A final possibility is that the stabilization is the result of improved policy. This hypothesis has obvious appeal. In our own work, we have found that monetary policymakers have been guided by a better understanding of the economy in recent decades and have largely avoided episodes where they first pursued expansionary policies that caused inflation to rise and then pursued extremely tight policies to bring inflation back down (6948, 9274). Unfortunately, researchers have had only limited success in finding persuasive ways of constructing formal statistical estimates of the contribution of improved policy to the great moderation. Active research on these issues is continuing, however (for example, 10973, 11147, 11777, 11946, 12022).
In our view, what emerges from this discussion is a sense of the breadth and vibrancy of monetary economics. Researchers are addressing an extremely broad range of issues using a very wide range of approaches. This diversity is one of the great strengths of the Monetary Economics program. If it were possible to determine in advance which lines of research would bear fruit and which would prove unproductive, a narrowly focused research agenda would make sense. But since it is not possible, pursuing a multitude of different approaches is the best way to ensure that our understanding of monetary economics continues to advance.
*Romer and Romer direct the NBER's Program on Monetary Economics. They are the Class of 1958 Professor of Economics and the Royer Professor in Political Economy, respectively, both at the University of California, Berkeley. In the article, the numbers in parentheses refer to NBER Working Papers.
1. R.Gürkaynak, A. Levin, and E. Swanson, "Does Inflation Targeting Anchor Long-Run Inflation Expectations?

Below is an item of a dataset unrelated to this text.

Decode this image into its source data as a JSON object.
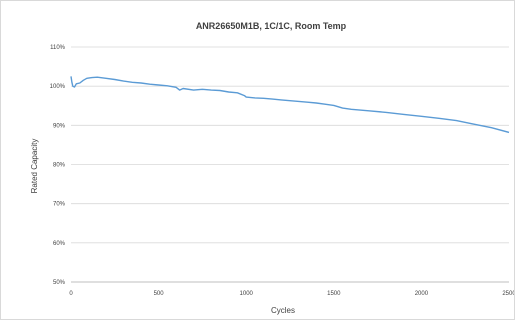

Evidence from Long-Term Bond Yields in the U.S., U.K., and Sweden," unpublished paper, Federal Reserve Board, October 2006. Presented at the Monetary Economics Program Meeting, November 4, 2005.
2. M. McConnell and G. Perez-Quiros, "Output Fluctuations in the United States: What Has Changed since the Early 1980s?" American Economic Review 90 (December 2000), pp. 1464-76
3. L. Benati and P. Surico, "VAR Analysis and the Great Moderation," unpublished paper, Bank of England, 2007. Presented at the Monetary Economics Summer Institute, July 9, 2007.